This work addresses the high training cost of deep neural networks in electrocardiogram (ECG) classification and the limitations of existing data filtering methods, which struggle to distinguish between difficult samples caused by noise or ambiguity and those that are genuinely informative. The authors propose ERTS, a novel approach that leverages explanation quality as a reliability signal during training. Specifically, ERTS employs Grad-CAM to generate attention maps and computes a focus score to identify samples exhibiting coherent local patterns for gradient updates. This strategy effectively differentiates informative uncertainty from unreliable uncertainty, thereby refining confidence-based sample selection. Evaluated across three ECG datasets and multiple backbone architectures, ERTS consistently achieves significant improvements in macro F1-score while substantially reducing effective training costs.

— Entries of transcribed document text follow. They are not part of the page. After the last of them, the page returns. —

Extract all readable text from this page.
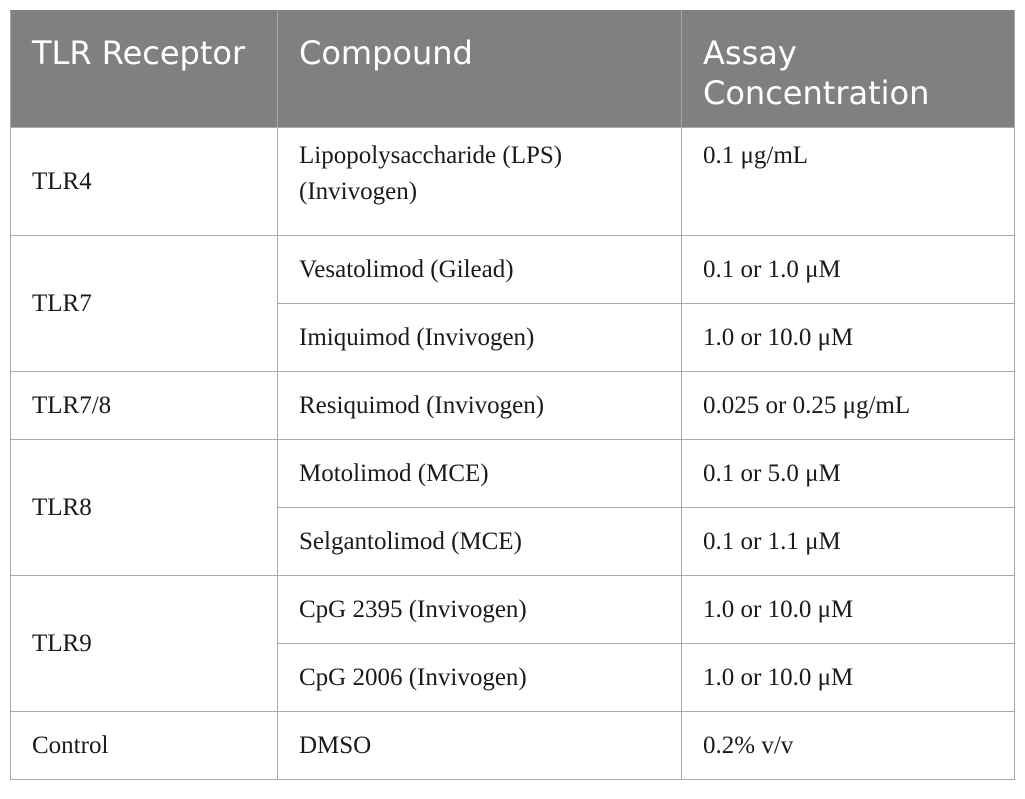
TLR Receptor	Compound	Assay Concentration
TLR4	Lipopolysaccharide (LPS) (Invivogen)	0.1 μg/mL
TLR7	Vesatolimod (Gilead)	0.1 or 1.0 μM
	Imiquimod (Invivogen)	1.0 or 10.0 μM
TLR7/8	Resiquimod (Invivogen)	0.025 or 0.25 μg/mL
TLR8	Motolimod (MCE)	0.1 or 5.0 μM
	Selgantolimod (MCE)	0.1 or 1.1 μM
TLR9	CpG 2395 (Invivogen)	1.0 or 10.0 μM
	CpG 2006 (Invivogen)	1.0 or 10.0 μM
Control	DMSO	0.2% v/v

Training deep neural networks for clinical time-series analysis is computationally demanding, yet many healthcare settings lack the resources required for repeated model development and deployment. This challenge is particularly evident in electrocardiogram classification, where large datasets and long training schedules make efficiency practically important. Progressive Data Dropout reduces training cost by excluding samples from gradient updates once they are learned, but it relies on model confidence and may retain samples that are difficult due to noise or ambiguity rather than useful signal. In this work, we introduce ERTS, an explainability-based reliability training signal for efficient ECG classification. ERTS uses explanation quality during training to distinguish between informative and unreliable uncertainty. Building on progressive data selection, we compute Grad-CAM attention maps for candidate samples and derive a focus score that measures whether model predictions are supported by coherent and localised patterns. Samples with low focus are filtered out, while those with meaningful attention are prioritised for gradient updates. We evaluate ERTS across three ECG datasets and multiple backbone architectures, showing consistent improvements in macro-F1 alongside reduced effective training cost. These results suggest that explanation quality can serve as a practical signal for improving both efficiency and reliability in clinical time-series learning. Code will be released.